> AMD is so behind NVidia that it's not even funny.
Do you really want all AI hardware and software dominated by a monopoly? We're not looking to "beat" Nvidia, we are looking to offer a compelling alternative. MI300x is compelling. MI355x is even more compelling.
If there is another company out there making a compelling product, send them my way!
AMD's hardware might be compelling if it had good software support, but it doesn't. CUDA regularly breaks when I try to use Tensorflow on NVIDIA hardware already. Running a poorly-implemented clone of CUDA where even getting Pytorch running is a small miracle is going to be a hard sell.
All AMD had to do was support open standards. They could have added OpenCL/SYCL/Vulkan Compute backends to Tensorflow and Pytorch and covered 80% of ML use cases. Instead of differentiating themselves with actual working software, they decided to become an inferior copy of NVIDIA.
I recently switched from Tensorflow to Tinygrad for personal projects and haven't looked back. The performance is similar to Tensorflow with JIT [0]. The difference is that instead of spending 5 hours fixing things when NVIDIA's proprietary kernel modules update or I need a new box, it actually Just Works when I do "pip install tinygrad".
0: https://cprimozic.net/notes/posts/machine-learning-benchmark...
Time will tell, no? Transmeta shipped a lot of Crusoes. It was run by brilliant people. It was a “compelling alternative.” Maybe Cerebras is the Transmeta of this race, I don’t know. But. It’s not about making an alternative. It most definitely is about “beating” NVIDIA. Otherwise, you are just shoveling dollars - shareholders’, undercompensated employees at AMD and TSMC, etc. - to Meta, like everyone else.

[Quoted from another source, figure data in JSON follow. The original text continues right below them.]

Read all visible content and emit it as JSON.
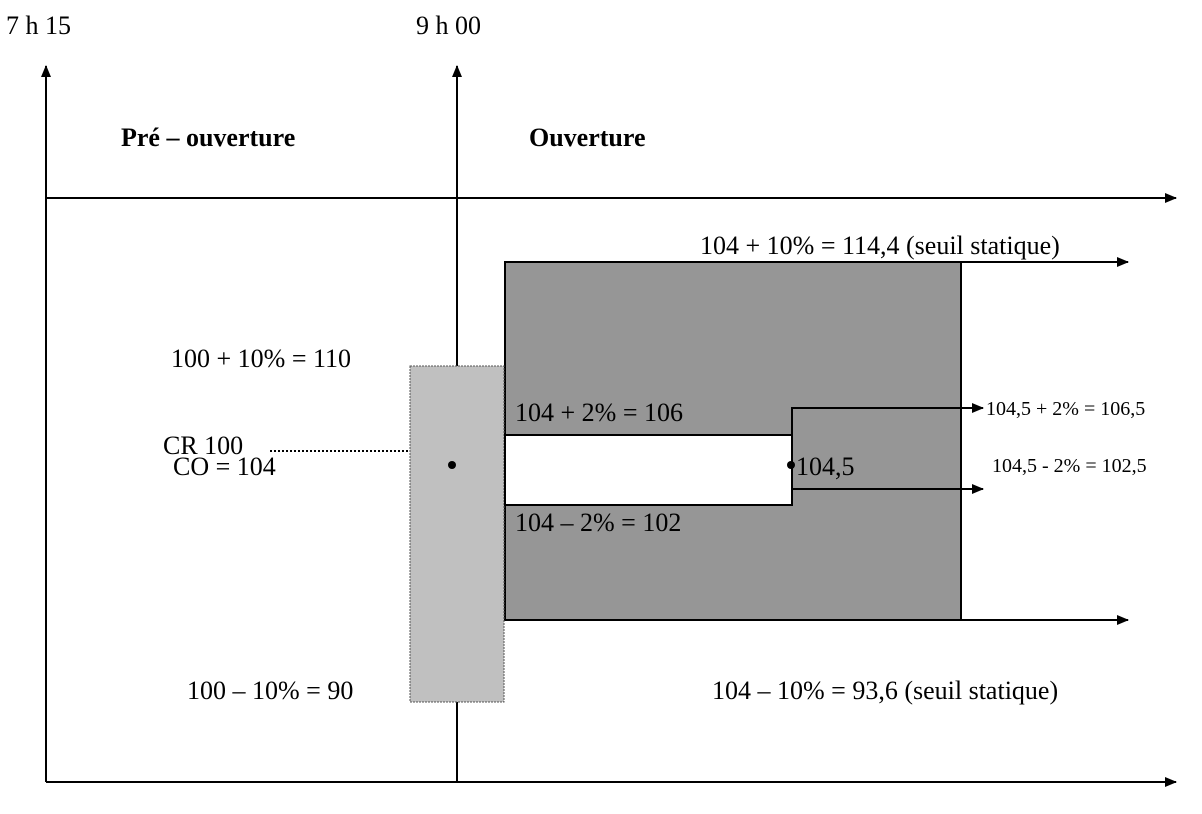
{
  "time_labels": {
    "start": "7 h 15",
    "open": "9 h 00"
  },
  "phases": {
    "pre_opening": "Pré – ouverture",
    "opening": "Ouverture"
  },
  "reference_labels": {
    "upper_ref": "100 + 10% = 110",
    "co": "CO = 104",
    "cr": "CR 100",
    "lower_ref": "100 – 10% = 90"
  },
  "static_thresholds": {
    "upper": "104 + 10% = 114,4 (seuil statique)",
    "lower": "104 – 10% = 93,6 (seuil statique)"
  },
  "dynamic_thresholds": {
    "upper_initial": "104 + 2% = 106",
    "lower_initial": "104 – 2% = 102",
    "trade_price": "104,5",
    "upper_new": "104,5 + 2% = 106,5",
    "lower_new": "104,5 - 2% = 102,5"
  },
  "colors": {
    "axis": "#000000",
    "pre_opening_band": "#c0c0c0",
    "static_band": "#969696",
    "dynamic_band": "#ffffff",
    "text": "#000000"
  }
}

People keep forgeting CUDA is not only about AI, graphics matter as well, as does being a polyglot ecosystem, the IDE integration, the graphical debugging tools, the libraries, having a memory model based on C++ memory model, and the last point is quite relevant, as NVidia employs a few key persons from C++ ecosystem that work on the ISO C++ standard (WG21).
It's not my job to reformat the entire AI market.
I'm willing to try AMD, and I even built an AMD-based machine to experiment with AI workflows. So far it has been failing miserably. I don't care that MI300X is compelling when I can't make samples work both on my desktop and on a cloud-based MI300X. I don't care about their academic collaborations, I'm not in the business of producing papers.
I'll just pay for H100 in the cloud to be sure that I will be able to run the resulting models on my 3090 locally and/or deploy to 4090 clusters.
If AMD shows some sense, commits to long-term support for their hardware with reasonable feature-parity across multiple generations, I'll reconsider them.
And AMD has a history of doing that! Their CPU division is _excellent_, they are renowned for having long-term support for motherboard socket types. I remember being able to buy a motherboard and then not worrying about upgrading the CPU for the next 3-4 years.